O que você precisa saber
- O mínimo existencial é a reserva financeira destinada às despesas básicas do devedor.
- O CMN, composto pelos ministros da Fazenda e Planejamento e pelo presidente doBanco Central, deverá apresentar conclusões públicas.
- O valor atual do mínimo existencial está fixado em R$ 600.
Impacto nas regras de crédito
A decisão do STF busca assegurar que a proteção ao consumidor acompanhe as variações econômicas e o custo de vida. O plenário discute a validade da exclusão de certas modalidades de crédito, como o consignado, do cálculo do mínimo existencial, com o placar atual em 5 a 4.

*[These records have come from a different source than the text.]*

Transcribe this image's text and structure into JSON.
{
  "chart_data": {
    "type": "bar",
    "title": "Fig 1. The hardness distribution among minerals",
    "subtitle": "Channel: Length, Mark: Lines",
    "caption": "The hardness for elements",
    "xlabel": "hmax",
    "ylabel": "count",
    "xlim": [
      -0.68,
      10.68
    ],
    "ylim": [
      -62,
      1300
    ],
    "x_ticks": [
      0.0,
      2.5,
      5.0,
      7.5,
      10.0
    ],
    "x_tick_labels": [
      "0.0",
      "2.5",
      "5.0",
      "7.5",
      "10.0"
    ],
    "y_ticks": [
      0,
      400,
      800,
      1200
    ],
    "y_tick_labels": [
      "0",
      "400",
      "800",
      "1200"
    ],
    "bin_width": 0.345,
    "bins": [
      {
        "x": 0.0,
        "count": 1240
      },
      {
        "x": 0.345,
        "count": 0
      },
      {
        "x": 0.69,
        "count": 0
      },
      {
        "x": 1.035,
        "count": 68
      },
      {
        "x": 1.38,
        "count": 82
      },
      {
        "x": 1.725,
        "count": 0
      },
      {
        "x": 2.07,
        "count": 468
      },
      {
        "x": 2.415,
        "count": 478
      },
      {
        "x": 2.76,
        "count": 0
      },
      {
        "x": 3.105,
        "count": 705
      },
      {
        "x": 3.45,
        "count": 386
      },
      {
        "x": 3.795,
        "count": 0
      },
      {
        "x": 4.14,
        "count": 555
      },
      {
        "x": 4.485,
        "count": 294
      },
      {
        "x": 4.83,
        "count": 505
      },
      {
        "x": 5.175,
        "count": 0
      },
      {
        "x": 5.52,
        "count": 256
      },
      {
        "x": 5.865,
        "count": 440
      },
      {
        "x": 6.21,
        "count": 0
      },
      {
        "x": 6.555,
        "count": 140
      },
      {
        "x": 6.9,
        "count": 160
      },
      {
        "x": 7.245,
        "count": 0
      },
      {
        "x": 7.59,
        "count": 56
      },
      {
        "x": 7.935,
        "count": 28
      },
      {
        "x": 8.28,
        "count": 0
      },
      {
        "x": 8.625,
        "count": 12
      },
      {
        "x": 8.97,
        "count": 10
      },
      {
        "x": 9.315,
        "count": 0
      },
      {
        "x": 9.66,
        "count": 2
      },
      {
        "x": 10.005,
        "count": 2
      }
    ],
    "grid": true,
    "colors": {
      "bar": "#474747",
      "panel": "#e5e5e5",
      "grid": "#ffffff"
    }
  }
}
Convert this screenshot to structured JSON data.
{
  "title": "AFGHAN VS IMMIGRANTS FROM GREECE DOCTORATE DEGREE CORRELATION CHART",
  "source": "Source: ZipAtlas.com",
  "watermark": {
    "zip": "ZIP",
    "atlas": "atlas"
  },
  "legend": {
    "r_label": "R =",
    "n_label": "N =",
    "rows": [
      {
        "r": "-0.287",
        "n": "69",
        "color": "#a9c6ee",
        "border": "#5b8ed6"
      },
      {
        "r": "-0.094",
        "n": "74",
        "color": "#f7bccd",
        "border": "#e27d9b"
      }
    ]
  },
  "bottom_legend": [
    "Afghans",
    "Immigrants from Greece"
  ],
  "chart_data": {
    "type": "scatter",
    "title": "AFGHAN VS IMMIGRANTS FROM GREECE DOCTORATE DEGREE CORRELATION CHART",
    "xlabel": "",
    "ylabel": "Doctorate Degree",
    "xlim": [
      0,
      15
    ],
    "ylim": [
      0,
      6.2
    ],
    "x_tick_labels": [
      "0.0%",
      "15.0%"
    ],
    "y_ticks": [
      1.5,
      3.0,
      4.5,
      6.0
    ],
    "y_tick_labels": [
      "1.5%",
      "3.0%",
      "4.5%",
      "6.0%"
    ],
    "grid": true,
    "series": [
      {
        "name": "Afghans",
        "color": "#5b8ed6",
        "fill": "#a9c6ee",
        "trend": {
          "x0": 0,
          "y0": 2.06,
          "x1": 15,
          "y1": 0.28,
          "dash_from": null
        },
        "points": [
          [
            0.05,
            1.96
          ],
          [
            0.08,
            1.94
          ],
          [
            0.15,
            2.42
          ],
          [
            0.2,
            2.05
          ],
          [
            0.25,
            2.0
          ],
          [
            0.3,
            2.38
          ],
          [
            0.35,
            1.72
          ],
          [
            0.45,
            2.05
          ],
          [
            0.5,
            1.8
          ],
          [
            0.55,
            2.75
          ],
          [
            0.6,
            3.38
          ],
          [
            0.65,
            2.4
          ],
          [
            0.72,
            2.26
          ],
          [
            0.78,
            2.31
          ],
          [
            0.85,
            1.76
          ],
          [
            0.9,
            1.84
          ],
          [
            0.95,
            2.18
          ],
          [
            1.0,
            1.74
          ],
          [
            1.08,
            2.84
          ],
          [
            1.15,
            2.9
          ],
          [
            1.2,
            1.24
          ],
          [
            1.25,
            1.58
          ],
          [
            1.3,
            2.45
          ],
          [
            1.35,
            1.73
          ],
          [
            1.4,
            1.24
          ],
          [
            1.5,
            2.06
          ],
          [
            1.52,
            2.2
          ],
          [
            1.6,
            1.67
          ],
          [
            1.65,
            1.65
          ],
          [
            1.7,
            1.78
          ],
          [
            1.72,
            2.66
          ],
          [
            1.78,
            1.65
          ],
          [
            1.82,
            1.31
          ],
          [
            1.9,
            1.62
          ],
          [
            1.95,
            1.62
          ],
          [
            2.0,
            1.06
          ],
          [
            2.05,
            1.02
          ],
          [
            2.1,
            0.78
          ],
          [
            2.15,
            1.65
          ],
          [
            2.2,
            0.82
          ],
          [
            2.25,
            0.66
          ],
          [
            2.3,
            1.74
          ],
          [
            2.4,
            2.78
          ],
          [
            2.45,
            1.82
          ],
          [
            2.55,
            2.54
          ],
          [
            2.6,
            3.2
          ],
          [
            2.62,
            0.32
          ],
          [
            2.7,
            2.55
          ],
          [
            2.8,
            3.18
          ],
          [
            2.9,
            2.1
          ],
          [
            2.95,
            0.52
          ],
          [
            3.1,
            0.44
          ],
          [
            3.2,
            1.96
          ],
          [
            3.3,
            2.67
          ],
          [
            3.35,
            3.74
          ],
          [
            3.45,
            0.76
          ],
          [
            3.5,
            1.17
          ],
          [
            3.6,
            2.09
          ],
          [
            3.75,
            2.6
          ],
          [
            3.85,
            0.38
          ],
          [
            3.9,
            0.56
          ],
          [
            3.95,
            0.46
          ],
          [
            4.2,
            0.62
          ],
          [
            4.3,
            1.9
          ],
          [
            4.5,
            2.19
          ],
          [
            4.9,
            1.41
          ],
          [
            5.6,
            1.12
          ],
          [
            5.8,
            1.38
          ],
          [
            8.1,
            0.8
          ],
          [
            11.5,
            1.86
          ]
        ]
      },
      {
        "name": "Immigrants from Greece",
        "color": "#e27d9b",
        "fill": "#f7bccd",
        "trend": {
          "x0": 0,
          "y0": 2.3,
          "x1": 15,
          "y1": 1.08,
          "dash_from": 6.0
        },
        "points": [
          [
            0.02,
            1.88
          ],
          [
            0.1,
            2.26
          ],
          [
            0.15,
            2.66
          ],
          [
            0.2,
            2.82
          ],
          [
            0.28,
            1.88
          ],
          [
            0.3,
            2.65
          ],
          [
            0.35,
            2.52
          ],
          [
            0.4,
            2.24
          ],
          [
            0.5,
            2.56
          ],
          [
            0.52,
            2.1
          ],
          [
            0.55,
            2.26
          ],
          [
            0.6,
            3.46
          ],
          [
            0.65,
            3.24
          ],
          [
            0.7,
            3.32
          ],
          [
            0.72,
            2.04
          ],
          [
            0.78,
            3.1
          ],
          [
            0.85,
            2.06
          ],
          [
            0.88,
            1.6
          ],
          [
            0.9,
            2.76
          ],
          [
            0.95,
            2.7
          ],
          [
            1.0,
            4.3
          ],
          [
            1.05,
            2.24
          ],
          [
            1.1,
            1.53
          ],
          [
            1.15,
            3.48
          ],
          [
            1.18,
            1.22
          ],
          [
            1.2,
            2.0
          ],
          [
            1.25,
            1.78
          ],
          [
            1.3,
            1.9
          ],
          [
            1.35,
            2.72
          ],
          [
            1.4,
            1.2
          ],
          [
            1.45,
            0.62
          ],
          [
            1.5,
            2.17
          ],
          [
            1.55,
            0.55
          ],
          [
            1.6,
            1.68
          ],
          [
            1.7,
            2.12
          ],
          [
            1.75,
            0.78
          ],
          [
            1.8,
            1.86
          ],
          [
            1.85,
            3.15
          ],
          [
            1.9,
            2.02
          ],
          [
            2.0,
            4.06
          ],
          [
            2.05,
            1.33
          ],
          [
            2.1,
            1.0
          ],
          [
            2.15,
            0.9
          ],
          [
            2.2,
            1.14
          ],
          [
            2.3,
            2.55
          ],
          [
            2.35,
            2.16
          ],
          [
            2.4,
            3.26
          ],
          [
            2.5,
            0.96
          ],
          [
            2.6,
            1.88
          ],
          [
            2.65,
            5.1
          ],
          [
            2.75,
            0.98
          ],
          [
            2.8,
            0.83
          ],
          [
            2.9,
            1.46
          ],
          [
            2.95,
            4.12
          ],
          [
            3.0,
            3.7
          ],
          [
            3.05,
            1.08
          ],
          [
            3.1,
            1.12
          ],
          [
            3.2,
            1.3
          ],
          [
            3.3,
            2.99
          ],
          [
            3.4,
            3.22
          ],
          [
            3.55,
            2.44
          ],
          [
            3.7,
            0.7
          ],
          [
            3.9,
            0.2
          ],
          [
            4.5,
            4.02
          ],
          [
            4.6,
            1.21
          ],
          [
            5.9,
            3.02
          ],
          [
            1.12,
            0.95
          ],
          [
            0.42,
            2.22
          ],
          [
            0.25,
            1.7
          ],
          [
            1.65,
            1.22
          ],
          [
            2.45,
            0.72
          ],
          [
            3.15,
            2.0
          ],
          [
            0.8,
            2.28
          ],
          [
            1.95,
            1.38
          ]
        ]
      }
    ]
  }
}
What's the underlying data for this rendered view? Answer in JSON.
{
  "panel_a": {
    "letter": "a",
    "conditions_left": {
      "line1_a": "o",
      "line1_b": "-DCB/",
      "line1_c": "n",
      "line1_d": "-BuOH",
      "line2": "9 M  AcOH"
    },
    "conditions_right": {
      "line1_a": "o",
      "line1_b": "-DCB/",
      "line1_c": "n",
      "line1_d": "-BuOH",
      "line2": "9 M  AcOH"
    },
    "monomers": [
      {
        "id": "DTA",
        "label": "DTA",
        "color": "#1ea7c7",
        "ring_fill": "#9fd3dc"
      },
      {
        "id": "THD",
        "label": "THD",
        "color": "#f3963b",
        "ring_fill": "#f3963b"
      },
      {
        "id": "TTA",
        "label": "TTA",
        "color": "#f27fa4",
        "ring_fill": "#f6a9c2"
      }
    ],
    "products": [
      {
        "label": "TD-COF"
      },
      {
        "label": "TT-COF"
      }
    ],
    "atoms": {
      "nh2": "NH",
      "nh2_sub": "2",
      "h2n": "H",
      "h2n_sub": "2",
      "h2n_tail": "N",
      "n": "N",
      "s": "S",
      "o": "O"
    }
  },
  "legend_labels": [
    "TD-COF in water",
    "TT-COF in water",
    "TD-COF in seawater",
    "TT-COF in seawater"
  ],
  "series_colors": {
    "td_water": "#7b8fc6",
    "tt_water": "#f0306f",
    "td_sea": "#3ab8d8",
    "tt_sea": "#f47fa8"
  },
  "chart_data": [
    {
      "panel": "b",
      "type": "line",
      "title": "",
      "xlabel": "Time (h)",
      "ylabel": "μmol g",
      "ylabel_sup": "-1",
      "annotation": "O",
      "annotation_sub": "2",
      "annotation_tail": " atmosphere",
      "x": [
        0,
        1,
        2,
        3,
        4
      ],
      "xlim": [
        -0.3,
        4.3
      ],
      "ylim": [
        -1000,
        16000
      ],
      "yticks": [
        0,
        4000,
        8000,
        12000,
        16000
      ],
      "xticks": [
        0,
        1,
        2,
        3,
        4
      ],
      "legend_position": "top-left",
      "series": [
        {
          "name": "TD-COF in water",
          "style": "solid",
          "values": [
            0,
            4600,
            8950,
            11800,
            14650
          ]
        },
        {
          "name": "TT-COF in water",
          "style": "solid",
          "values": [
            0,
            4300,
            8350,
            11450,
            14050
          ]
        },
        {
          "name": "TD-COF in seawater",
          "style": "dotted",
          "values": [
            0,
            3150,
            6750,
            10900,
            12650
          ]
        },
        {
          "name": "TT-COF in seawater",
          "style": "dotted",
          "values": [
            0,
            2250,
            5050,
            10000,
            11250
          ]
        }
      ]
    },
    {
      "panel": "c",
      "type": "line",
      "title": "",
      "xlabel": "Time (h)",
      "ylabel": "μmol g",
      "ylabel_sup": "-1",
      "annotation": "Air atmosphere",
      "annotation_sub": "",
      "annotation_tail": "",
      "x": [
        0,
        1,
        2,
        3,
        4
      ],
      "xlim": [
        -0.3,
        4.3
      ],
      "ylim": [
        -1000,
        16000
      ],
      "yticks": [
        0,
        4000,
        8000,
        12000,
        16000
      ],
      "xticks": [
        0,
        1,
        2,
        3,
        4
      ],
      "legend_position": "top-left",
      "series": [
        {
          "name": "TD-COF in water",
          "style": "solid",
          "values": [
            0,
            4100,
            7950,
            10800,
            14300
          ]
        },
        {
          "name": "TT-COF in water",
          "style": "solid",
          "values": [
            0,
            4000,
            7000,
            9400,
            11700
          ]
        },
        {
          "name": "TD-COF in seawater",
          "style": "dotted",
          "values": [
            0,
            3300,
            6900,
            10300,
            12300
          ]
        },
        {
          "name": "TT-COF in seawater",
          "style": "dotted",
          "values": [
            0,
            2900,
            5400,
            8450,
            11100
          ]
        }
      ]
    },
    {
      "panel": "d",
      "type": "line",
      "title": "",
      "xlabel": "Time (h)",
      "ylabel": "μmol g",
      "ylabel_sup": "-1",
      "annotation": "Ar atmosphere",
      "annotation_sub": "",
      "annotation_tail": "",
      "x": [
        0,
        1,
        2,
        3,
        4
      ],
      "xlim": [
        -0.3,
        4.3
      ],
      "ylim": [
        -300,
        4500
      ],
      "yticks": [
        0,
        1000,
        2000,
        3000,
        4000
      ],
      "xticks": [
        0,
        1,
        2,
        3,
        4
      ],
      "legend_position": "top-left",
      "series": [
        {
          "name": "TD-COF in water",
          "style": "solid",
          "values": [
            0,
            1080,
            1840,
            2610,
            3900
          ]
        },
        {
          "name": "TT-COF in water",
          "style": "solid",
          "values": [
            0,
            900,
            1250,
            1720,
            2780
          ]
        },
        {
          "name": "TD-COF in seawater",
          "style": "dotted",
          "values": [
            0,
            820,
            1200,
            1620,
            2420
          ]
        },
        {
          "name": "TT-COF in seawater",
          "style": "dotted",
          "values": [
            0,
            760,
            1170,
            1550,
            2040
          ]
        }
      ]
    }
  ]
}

As ações que levaram ao julgamento foram movidas pela Associação Nacional dos Membros do Ministério Público (Conamp) e pela Associação Nacional das Defensoras e Defensores Públicos (Anadep). As entidades argumentam que a regulamentação anterior poderia ferir princípios como a dignidade da pessoa humana.
Contexto do julgamento
O relator do processo, ministro André Mendonça, revisou seu posicionamento inicial para acompanhar a necessidade de estudos periódicos pelo CMN. O ministro Alexandre de Moraes, que havia pedido vista do processo, destacou que o superendividamento é um problema estrutural que exige atenção contínua do Estado.
A medida visa equilibrar a segurança jurídica para o mercado de crédito e a proteção social aos inadimplentes. O debate sobre o superendividamento permanece como um ponto central na agenda de proteção ao consumidor no Brasil.